Notre dernier monarque
« Philippe Alexandre aura été un pionnier du poil à gratter radiophonique et du trait à la pointe sèche », écrit Serge July dans sa préface. Il avait la bonne réputation de saler toutes les plaies de l’actualité parlementaire, ministérielle et présidentielle, de droite comme de gauche… Sur l’antenne (RTL) où il officiait, il avait adopté le ton jubilatoire qui est celui des gourmets lorsqu’ils évoquent le meilleur de leurs passions. Dans le microcosme, ses griffures suscitaient des réactions énervées qui ont toutes contribué à sa renommée.
Philippe Alexandre, peu indulgent en général avec la classe politique, n’a jamais caché la fascination qu’exerçait sur lui ce souverain à la fois donjuanesque et romanesque, qui s’imposait avant tout par l’éclat et l’habileté du verbe. Pendant quatorze ans, il n’a cessé de l’observer, de commenter son action sans complaisance d’aucune sorte, mais avec le sentiment constant de vivre un grand moment de la dramaturgie nationale. Il a porté le même regard lucide et souvent ironique sur les différents épisodes, les espoirs déçus, les jeux subtils, les retournements de situation, les drames et les « affaires » qui ont jalonné les deux septennats de François Mitterrand.

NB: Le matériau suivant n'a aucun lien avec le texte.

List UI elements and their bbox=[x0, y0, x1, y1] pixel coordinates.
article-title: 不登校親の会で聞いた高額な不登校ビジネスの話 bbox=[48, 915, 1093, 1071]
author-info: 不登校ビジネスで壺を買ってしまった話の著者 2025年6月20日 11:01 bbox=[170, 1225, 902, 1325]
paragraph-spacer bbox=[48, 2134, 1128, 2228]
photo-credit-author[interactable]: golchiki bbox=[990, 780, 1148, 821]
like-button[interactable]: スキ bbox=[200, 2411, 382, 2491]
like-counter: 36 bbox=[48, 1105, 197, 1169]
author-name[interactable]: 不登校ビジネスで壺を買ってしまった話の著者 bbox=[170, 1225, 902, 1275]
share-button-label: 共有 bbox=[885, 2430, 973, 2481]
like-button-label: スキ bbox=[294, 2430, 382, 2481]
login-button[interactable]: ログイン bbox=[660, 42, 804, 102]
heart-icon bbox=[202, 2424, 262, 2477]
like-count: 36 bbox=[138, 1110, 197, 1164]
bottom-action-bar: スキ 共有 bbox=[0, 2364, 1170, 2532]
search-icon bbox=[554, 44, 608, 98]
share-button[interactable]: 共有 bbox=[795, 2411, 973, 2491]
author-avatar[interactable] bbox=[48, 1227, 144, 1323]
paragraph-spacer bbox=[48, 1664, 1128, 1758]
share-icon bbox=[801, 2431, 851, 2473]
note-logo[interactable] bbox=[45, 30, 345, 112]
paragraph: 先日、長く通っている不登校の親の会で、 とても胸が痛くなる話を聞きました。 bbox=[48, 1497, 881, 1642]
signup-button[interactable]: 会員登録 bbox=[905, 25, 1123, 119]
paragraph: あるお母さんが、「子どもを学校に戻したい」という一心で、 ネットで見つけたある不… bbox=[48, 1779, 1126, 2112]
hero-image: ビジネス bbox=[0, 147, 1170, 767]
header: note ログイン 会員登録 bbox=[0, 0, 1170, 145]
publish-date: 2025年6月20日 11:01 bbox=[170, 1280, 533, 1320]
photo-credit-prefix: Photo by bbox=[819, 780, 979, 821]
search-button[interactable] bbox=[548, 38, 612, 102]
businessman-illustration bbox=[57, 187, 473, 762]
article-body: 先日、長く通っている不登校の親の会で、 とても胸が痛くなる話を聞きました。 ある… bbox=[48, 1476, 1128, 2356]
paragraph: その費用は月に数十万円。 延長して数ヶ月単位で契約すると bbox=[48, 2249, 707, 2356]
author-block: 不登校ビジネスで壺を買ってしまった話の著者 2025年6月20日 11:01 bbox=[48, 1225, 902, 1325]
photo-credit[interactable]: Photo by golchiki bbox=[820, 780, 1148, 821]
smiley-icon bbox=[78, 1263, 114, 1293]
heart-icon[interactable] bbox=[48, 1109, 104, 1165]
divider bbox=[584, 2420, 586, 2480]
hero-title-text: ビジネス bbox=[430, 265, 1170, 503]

Au fil d’un journal d’un genre un peu particulier, ponctué de réactions épidermiques, de coups de sang, d’éclats de rire et parfois de moments de tendresse, c’est toute une époque que Philippe Alexandre fait revivre, à travers non seulement la personnalité du chef de l’État, mais aussi celle des grands acteurs politiques du moment, de Pierre Mauroy à Jacques Chirac et Edouard Balladur, et de quelques « étoiles montantes », comme Laurent Fabius, Martine Aubry ou Nicolas Sarkozy. Philippe Alexandre montre aussi comment certaines carrières promises à une grande ascension, celles d’un François Léotard, d’un Michel Noir, d’un Jacques Delors ou même d’un Michel Rocard, se soldèrent par des échecs ou des déceptions sans appel.
Cette chronique insolente de la France mitterrandienne se lit aujourd’hui comme un savoureux témoignage sur le règne de notre dernier monarque. Brossées à chaud et sur le vif, avec un talent inimitable, ce sont autant de scènes d’une vie politique qui tient tour à tour du drame cornélien, du vaudeville ou de la fable auxquelles on assiste et dont chaque péripétie doit beaucoup à l’art de gouverner d’un manipulateur hors pair.
Philippe Alexandre
Philippe Alexandre est journaliste et écrivain. Il a travaillé dans la presse écrite et à RTL pendant plus de vingt-cinq ans ; il a publié des essais politiques, soit seul, soit avec Béatrix de l'Aulnoit. Pour mon fils, pour mon roi est leur troisième biographie écrite à quatre mains.